What is the difference between unstable and center subspace? To my knowledge, stable subspace is defined by Eigen vectors where its real part of Eigen values $\mathrm{Re}\,\lambda < 0$.
Unstable subspace is a linear span of those Eigen vectors where $\mathrm{Re}\,\lambda > 0$.

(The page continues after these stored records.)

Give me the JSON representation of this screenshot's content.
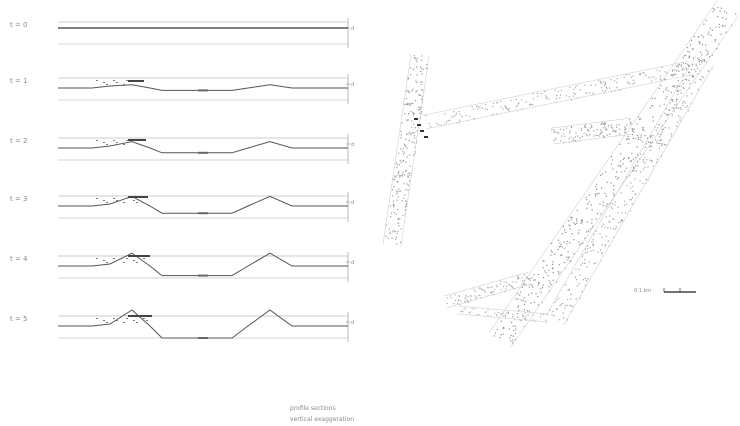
{
  "profiles": [
    {
      "label": "t = 0",
      "depth_label": "d",
      "centre_label": ""
    },
    {
      "label": "t = 1",
      "depth_label": "d",
      "centre_label": ""
    },
    {
      "label": "t = 2",
      "depth_label": "d",
      "centre_label": ""
    },
    {
      "label": "t = 3",
      "depth_label": "d",
      "centre_label": ""
    },
    {
      "label": "t = 4",
      "depth_label": "d",
      "centre_label": ""
    },
    {
      "label": "t = 5",
      "depth_label": "d",
      "centre_label": ""
    }
  ],
  "plan": {
    "scale_label": "0        1 km"
  },
  "caption": {
    "line1": "profile sections",
    "line2": "vertical exaggeration"
  }
}
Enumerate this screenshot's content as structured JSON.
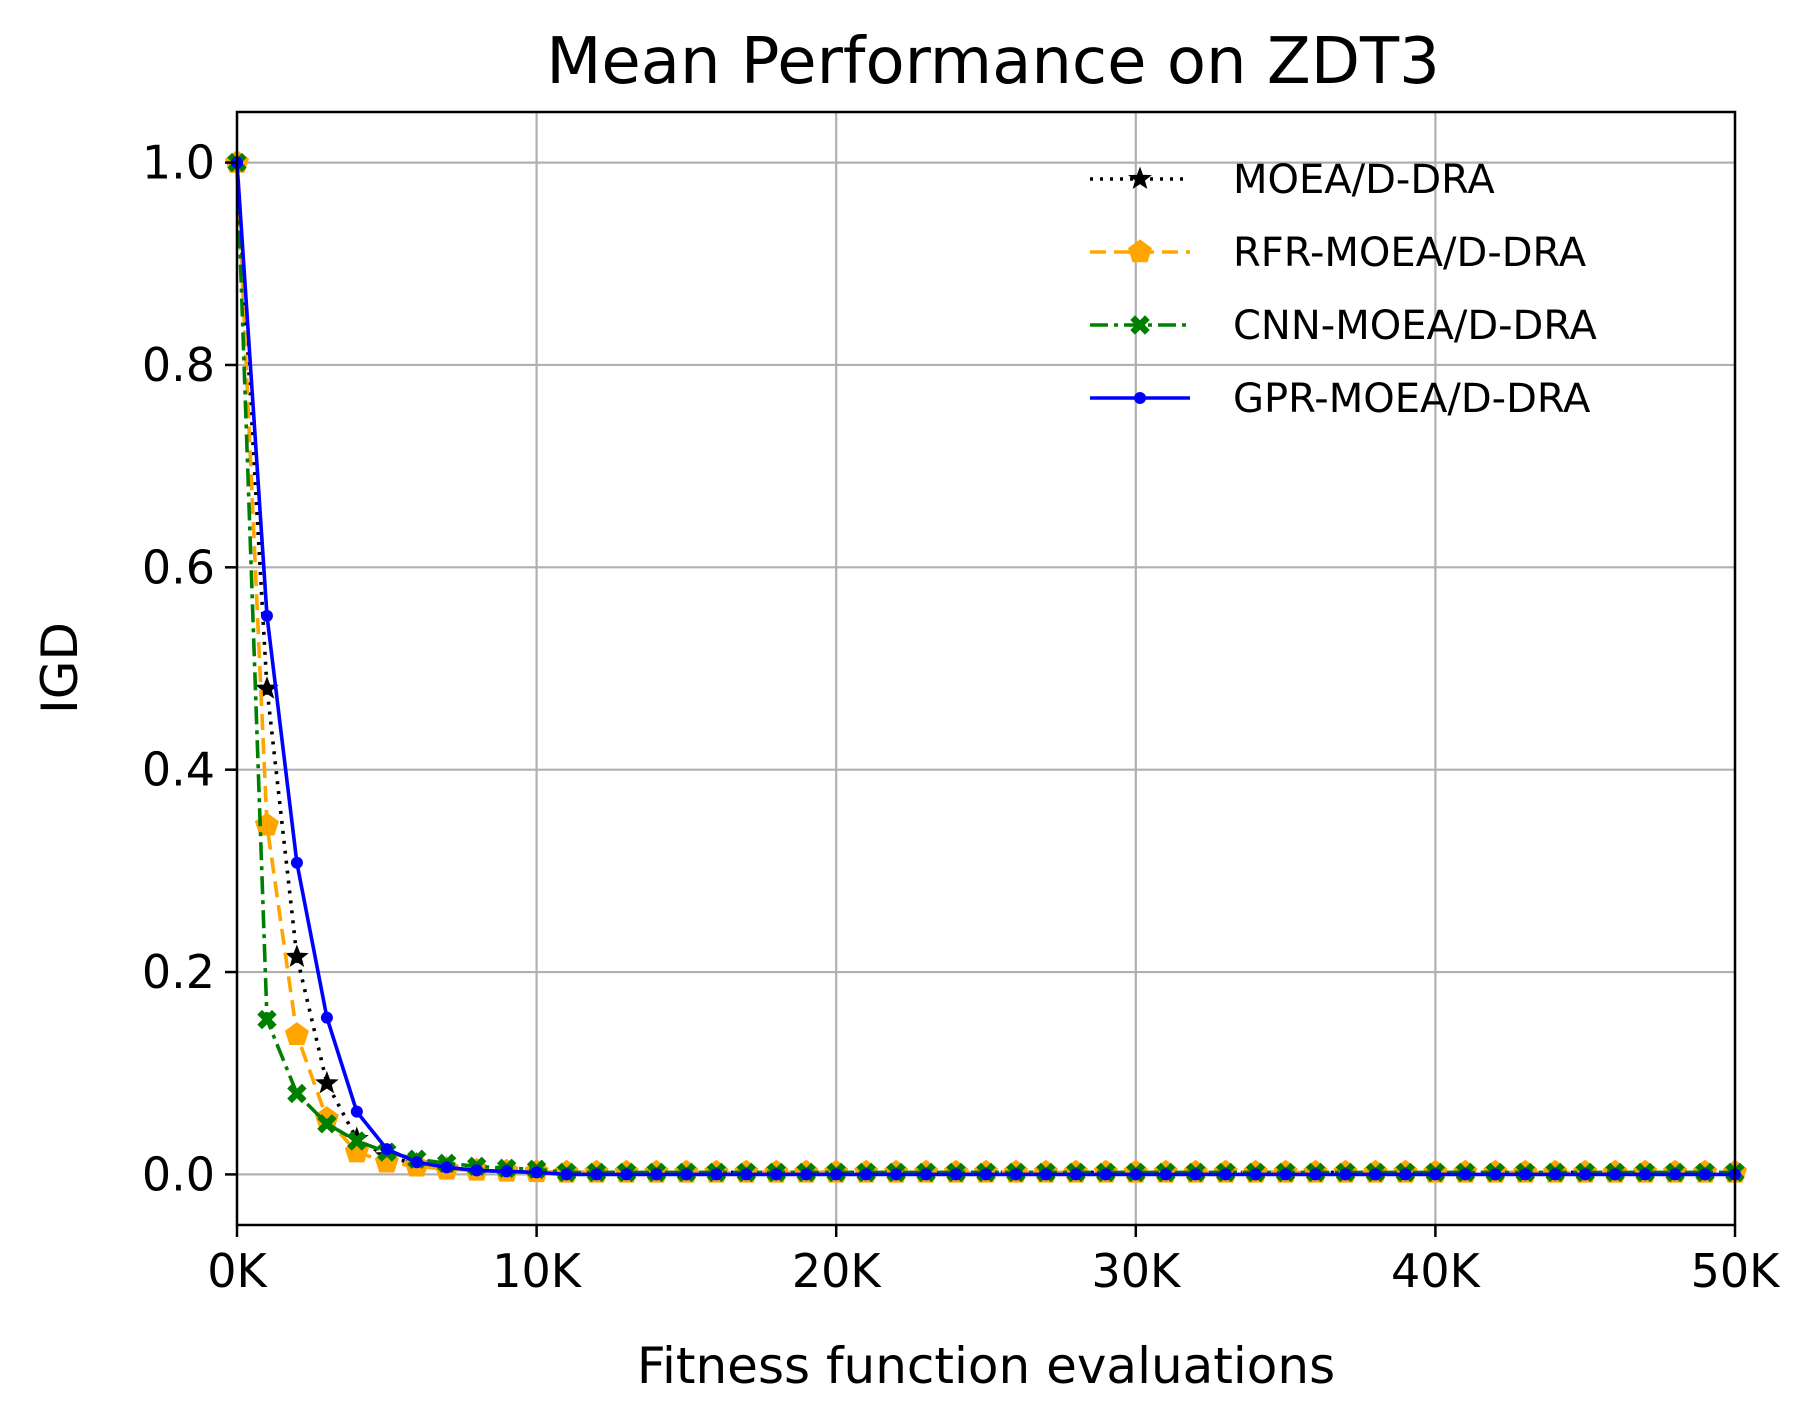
{
  "chart_data": {
    "type": "line",
    "title": "Mean Performance on ZDT3",
    "xlabel": "Fitness function evaluations",
    "ylabel": "IGD",
    "xlim": [
      0,
      50000
    ],
    "ylim": [
      -0.05,
      1.05
    ],
    "grid": true,
    "legend_position": "top-right",
    "x_ticks": [
      {
        "value": 0,
        "label": "0K"
      },
      {
        "value": 10000,
        "label": "10K"
      },
      {
        "value": 20000,
        "label": "20K"
      },
      {
        "value": 30000,
        "label": "30K"
      },
      {
        "value": 40000,
        "label": "40K"
      },
      {
        "value": 50000,
        "label": "50K"
      }
    ],
    "y_ticks": [
      {
        "value": 0.0,
        "label": "0.0"
      },
      {
        "value": 0.2,
        "label": "0.2"
      },
      {
        "value": 0.4,
        "label": "0.4"
      },
      {
        "value": 0.6,
        "label": "0.6"
      },
      {
        "value": 0.8,
        "label": "0.8"
      },
      {
        "value": 1.0,
        "label": "1.0"
      }
    ],
    "x_step": 1000,
    "series": [
      {
        "name": "MOEA/D-DRA",
        "color": "#000000",
        "line_style": "dotted",
        "marker": "star",
        "head": [
          1.0,
          0.48,
          0.215,
          0.09,
          0.035,
          0.018,
          0.01,
          0.006,
          0.004,
          0.003,
          0.0025
        ],
        "tail": 0.002
      },
      {
        "name": "RFR-MOEA/D-DRA",
        "color": "#ffa500",
        "line_style": "dashed",
        "marker": "pentagon",
        "head": [
          1.0,
          0.345,
          0.138,
          0.055,
          0.022,
          0.012,
          0.008,
          0.005,
          0.004,
          0.003,
          0.0025
        ],
        "tail": 0.002
      },
      {
        "name": "CNN-MOEA/D-DRA",
        "color": "#008000",
        "line_style": "dashdot",
        "marker": "x",
        "head": [
          1.0,
          0.153,
          0.08,
          0.05,
          0.033,
          0.022,
          0.015,
          0.011,
          0.008,
          0.006,
          0.005
        ],
        "tail": 0.002
      },
      {
        "name": "GPR-MOEA/D-DRA",
        "color": "#0000ff",
        "line_style": "solid",
        "marker": "dot",
        "head": [
          1.0,
          0.552,
          0.308,
          0.155,
          0.062,
          0.025,
          0.012,
          0.007,
          0.004,
          0.003,
          0.002
        ],
        "tail": 0.0
      }
    ]
  }
}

Center subspace - this is where I'm not sure. Is is possible to consider center subspace to be a linear span of those vectors where all $\mathrm{Re}\,\lambda = 0$ or $\mathrm{Re}\,\lambda > 0$ and imaginary part $\mathrm{Im}\,\lambda \neq 0$?
Example:
Let's say I have these 3 Eigen vectors $\left(\lambda_1 = 2,\:\: \lambda_1 = i,\:\: \lambda_3 = -i \right)$:
$\begin{equation} W_1 = (0,0,1) \:\:\:\:\:\:\:\: \textrm{where}\: \textbf{real part:}\:\: U_1 = (0,0,1) \:\:\:\:\:\:\:\: \textrm{and}\: \textbf{imaginary part:}\:\: V_1 = (0,0,0)\,i \\ W_2 = (i,1,0) \\ W_3 = (-i,1,0) \:\:\: \end{equation}$
I understand that unstable subspace is
$E^{U}=\mathrm{span}\{W_1\}$,
because $\mathrm{Re}\,\lambda_1 = 2 > 0$ and $z$ axis $\neq 0$. However, how is it possible that center subspace is
$E^{C}=\mathrm{span}\{U_2,V_2\}$,
and not stable subspace as well - does the imaginary part that is greater than $0$ makes the difference?
Also, how is it possible that $W_3$ doesn't create any subspace at all (at least, I haven't found $W_3$ in the results)?